July 20, 2010

'Condor' brings genome assembly down to Earth

by Chris Barncard, University of Wisconsin-Madison

(PhysOrg.com) -- Borrowing computing power from idle sources will help geneticists sidestep the multimillion-dollar cost of reconstituting the flood of data produced by next-generation genome-sequencing machines.

A team of computer scientists from the University of Wisconsin-Madison and the University of Maryland recently assembled a full human genome from millions of pieces of data — stepping up from commonly assembled genomes several orders of magnitude less complex — and they did it without a big-ticket supercomputer.

Genome-sequencing machines now read at a dizzying rate the molecules that make up DNA, shrinking the time required to spell out a bacteria genome from weeks to hours. The cost comes in analyzing the data.

"You have lots of data being produced by sequencing machines, and the only solution for assembly is to maintain a very expensive computing cluster dedicated to this process," says Mihai Pop, computer science professor at Maryland's Center for Bioinformatics and Computational Biology.

To quickly read through DNA, sequencers chop a strand into sections just tens or hundreds of base pairs long.

"It produces very cheap but very poorly sequenced data," says David Schwartz, a UW-Madison genetics professor and director of the Laboratory for Molecular and Computational Genomics. "You've got a pile of short sequences, but you don't know the order they should fit back together."

Pop has been trying to fit the pieces back together for a decade.

"After sequencing, it's like having this huge jigsaw puzzle, but you don't actually have that picture on the box that shows you what you're trying to reconstruct," Pop says. "And there are a lot of sky regions. And a lot of the pieces will fit in more than one place."

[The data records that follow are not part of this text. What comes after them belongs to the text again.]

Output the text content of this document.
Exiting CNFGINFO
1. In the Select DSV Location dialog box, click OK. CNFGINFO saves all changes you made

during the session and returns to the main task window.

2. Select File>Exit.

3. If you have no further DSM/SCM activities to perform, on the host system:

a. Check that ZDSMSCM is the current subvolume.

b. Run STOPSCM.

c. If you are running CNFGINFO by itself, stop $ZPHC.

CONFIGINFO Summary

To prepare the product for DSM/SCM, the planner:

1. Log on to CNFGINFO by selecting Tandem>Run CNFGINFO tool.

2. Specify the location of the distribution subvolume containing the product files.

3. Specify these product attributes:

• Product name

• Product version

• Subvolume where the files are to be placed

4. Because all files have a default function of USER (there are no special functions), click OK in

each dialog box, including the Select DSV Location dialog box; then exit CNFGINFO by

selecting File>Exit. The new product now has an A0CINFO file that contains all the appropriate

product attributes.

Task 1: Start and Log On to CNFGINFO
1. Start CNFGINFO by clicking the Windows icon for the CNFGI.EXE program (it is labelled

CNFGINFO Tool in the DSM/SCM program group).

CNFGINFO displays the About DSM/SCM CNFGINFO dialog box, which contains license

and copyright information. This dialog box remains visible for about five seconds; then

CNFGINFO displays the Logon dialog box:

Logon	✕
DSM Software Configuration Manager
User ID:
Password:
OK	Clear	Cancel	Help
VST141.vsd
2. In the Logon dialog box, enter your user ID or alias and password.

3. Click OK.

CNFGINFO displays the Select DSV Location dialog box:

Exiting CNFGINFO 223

Until Pop and fellow Maryland professor Michael Schatz brought their "Contrail" assembly software to UW-Madison's Center for High Throughput Computing, the popular working genome assemblers — such as one called Velvet at the European Bioinformatics Institute — were reconstituting bacteria genomes that measure in the thousands of base pairs. The human genome contains more than 3 billion pairs.

Schwartz' work in optical mapping of genomes helped identify the puzzle shapes that should fit together.

"He can give us a map of where certain landmarks are in the genome, and that can help us with ordering these short sequences," Pop says.

But the computing power — measured in complexity and cost — needed to handle the mass of data far outstrips that of the sequencing machines cranking out base pairs by the billion.

"There really is no standard approach to doing this for a human genome," Pop says. "It's virtually impossible to do that on a single machine. We needed access to a large cluster."

UW-Madison had that cluster and had its own tool — called Condor, a program run by professor Miron Livny at the Center for High Throughput Computing — to manage the work of Maryland's software across a network of computers. Condor breaks up long lists of heavy computing tasks and distributes them across networked computer workstations whose intended use leaves their processors with a little or a lot of idle time.

"In the assembly, you have a very complex job workflow. You must take the data and do this analysis and that analysis, and when that analysis is done you take the results from the first two and do a third," says Todd Tannenbaum, project manager for Condor. "You have this big chain of events that need to happen, and that's what Condor does very well."

To manage both the complex workflow chain and the large data management problems, the Condor group added features of Hadoop, another distributed-computing tool adept at spreading data storage and retrieval across networks, to the mix to help haul around the billions of letters gleaned from human DNA by a sequencing machine.

"By running them together, we're able to efficiently run this biological application — efficient not just in terms of computer time, but efficient in terms of dollars," says Greg Thain, a UW-Madison systems programmer who worked closely on the effort with Condor Project graduate student Faisal Khan. "Because Condor could efficiently schedule the work, Maryland didn't have to buy a multimillion-dollar disc cluster."

And on the first successful run, they needed just four days and about 150 computer processors.

"It's two plus two equals five, if you will," Tannenbaum says. "Condor integrated with Hadoop is a software system powerful enough to tackle problems as complex as human genome assembly without the need for expensive supercomputers or dedicated special-purpose hardware, lowering the barrier of entry for labs across the country to make contributions in this important area of research."

While there is more work to do before the process can be made available to the genomic computing public, it should be flexible enough to assemble genomes on all sorts of networks, including rented computer time available from sources such as amazon.com.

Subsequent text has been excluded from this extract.